Luisa habla fuerte, casi a los gritos y rompe el silencio de la mañana. Su casa bajita, ubicada en la esquina de las calles Alem y San Martín, tiene las paredes pintadas de un verde chillón que se entronca con el tono de voz. Durante media hora o más, cada mañana, la esquina céntrica del pueblo de Trenel es de su propiedad. Luisa se levanta muy temprano y suelta a los tres perros. Después espera por el canillita, al que siempre reta con tono docente, porque el chico le trae tarde el diario.
Por la vereda camina despacio y saluda a los pocos habitantes que a esa hora circulan por el pueblo.
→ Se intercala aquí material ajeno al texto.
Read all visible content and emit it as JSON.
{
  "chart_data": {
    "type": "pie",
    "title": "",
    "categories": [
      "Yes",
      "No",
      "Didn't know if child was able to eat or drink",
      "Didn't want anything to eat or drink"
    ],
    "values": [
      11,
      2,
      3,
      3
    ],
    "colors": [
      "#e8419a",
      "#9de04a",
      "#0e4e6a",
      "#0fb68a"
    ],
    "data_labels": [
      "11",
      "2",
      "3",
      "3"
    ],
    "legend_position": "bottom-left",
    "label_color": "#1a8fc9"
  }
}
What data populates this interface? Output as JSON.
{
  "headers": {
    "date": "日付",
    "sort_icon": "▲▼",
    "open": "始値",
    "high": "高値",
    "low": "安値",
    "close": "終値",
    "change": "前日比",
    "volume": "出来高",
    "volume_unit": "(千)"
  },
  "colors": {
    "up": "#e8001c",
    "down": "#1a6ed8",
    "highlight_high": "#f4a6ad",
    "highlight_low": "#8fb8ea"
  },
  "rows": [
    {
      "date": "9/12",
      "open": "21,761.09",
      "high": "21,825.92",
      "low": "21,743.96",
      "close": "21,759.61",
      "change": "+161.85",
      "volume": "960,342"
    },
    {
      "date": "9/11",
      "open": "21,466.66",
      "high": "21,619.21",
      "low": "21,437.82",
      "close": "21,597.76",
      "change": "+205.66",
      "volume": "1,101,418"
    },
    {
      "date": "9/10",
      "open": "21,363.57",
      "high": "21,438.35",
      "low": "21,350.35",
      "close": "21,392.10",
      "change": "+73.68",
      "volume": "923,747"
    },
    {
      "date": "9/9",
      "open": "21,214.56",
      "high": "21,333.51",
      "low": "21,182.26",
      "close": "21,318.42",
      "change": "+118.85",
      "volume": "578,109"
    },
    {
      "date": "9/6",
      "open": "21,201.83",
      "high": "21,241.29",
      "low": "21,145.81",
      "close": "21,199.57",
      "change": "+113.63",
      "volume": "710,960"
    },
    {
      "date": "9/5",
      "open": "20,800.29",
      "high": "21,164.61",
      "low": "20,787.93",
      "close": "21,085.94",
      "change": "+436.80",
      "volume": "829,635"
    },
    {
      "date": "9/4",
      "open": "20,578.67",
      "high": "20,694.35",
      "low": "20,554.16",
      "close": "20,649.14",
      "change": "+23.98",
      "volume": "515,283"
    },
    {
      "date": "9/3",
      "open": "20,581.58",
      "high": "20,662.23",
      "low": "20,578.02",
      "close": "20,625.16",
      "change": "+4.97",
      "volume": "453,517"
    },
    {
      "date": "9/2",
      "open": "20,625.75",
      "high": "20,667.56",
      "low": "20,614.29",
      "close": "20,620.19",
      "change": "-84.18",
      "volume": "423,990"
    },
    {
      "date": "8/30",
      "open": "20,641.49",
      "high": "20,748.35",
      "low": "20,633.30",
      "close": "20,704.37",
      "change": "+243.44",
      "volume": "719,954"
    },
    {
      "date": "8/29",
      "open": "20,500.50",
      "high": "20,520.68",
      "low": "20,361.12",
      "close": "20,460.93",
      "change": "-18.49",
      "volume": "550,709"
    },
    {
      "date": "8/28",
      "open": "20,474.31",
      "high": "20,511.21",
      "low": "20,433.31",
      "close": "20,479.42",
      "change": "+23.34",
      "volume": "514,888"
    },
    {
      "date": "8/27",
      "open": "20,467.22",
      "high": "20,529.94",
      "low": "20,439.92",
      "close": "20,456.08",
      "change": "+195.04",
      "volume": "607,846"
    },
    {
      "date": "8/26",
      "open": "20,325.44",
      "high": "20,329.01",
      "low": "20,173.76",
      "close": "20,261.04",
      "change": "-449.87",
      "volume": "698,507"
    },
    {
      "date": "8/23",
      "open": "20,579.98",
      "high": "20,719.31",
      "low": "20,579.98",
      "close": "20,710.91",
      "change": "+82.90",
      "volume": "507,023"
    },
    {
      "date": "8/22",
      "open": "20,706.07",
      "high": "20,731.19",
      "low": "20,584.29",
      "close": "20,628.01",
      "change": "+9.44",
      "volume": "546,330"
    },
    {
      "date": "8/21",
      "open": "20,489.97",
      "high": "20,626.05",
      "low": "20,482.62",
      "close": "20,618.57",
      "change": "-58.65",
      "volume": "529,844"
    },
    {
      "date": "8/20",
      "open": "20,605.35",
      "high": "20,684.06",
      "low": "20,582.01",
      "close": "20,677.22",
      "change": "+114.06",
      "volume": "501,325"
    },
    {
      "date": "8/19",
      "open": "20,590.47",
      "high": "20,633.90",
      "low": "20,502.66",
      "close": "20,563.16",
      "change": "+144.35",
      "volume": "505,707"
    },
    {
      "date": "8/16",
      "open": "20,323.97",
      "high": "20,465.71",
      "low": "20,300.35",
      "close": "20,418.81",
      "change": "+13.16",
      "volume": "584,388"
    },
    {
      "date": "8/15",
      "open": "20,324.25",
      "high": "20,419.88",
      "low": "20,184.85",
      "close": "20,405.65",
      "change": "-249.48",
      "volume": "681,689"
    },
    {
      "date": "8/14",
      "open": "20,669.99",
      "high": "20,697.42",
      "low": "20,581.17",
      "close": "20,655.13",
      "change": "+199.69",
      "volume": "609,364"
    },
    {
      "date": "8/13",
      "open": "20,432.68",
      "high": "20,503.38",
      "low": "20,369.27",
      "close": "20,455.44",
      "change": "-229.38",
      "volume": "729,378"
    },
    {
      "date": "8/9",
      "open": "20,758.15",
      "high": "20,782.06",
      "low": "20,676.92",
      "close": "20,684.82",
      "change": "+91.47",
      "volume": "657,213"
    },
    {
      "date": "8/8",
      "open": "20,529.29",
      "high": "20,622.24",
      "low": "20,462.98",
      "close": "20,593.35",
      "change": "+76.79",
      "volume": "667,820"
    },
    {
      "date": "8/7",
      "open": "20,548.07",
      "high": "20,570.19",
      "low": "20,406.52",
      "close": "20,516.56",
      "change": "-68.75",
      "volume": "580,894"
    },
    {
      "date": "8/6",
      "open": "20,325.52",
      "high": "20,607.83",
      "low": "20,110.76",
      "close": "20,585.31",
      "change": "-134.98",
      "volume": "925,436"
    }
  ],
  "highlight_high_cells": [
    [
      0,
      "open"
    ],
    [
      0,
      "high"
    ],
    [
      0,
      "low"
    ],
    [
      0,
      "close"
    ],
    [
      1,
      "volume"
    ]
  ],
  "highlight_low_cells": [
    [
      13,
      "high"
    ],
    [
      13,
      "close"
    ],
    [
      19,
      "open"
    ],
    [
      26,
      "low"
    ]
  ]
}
Su cara se ilumina cuando el quinielero la visita y según la voz los vecinos se enteran si acertó algún premio.
La casa de Luisa tiene tres ventanas, la única persiana abierta es la del comedor diario. Desde allí asoma la cabeza para mirar hacia la calle. Tres también son los árboles de la vereda que un día de otoño mutiló. “Me cansaba barrer la hojas todos los días”, me dijo una tarde buscando justificar el daño en las plantas. Los árboles ahora lucen desnudos, solitarios y desprotegidos.
La rutina, incluye la conversación cotidiana junto a su amiga y vecina, Lidia. Se juntan cerca del cordón de la vereda y mantienen una larga charla. Luisa apoya el cuerpo en la escoba, Lidia habla sentada en la bicicleta. Las dos mujeres están unidas por la historia familiar y algo más: son maestras jubiladas.
Después, cuando Lidia siga su recorrido por las calles del pueblo, Luisa les grita a los perros para que vuelvan al patio. Luego, se sienta en el comedor diario de la casa cerca de la ventana y desde allí observa toda la esquina. Y también mira los árboles mutilados, tan solitarios como su vida.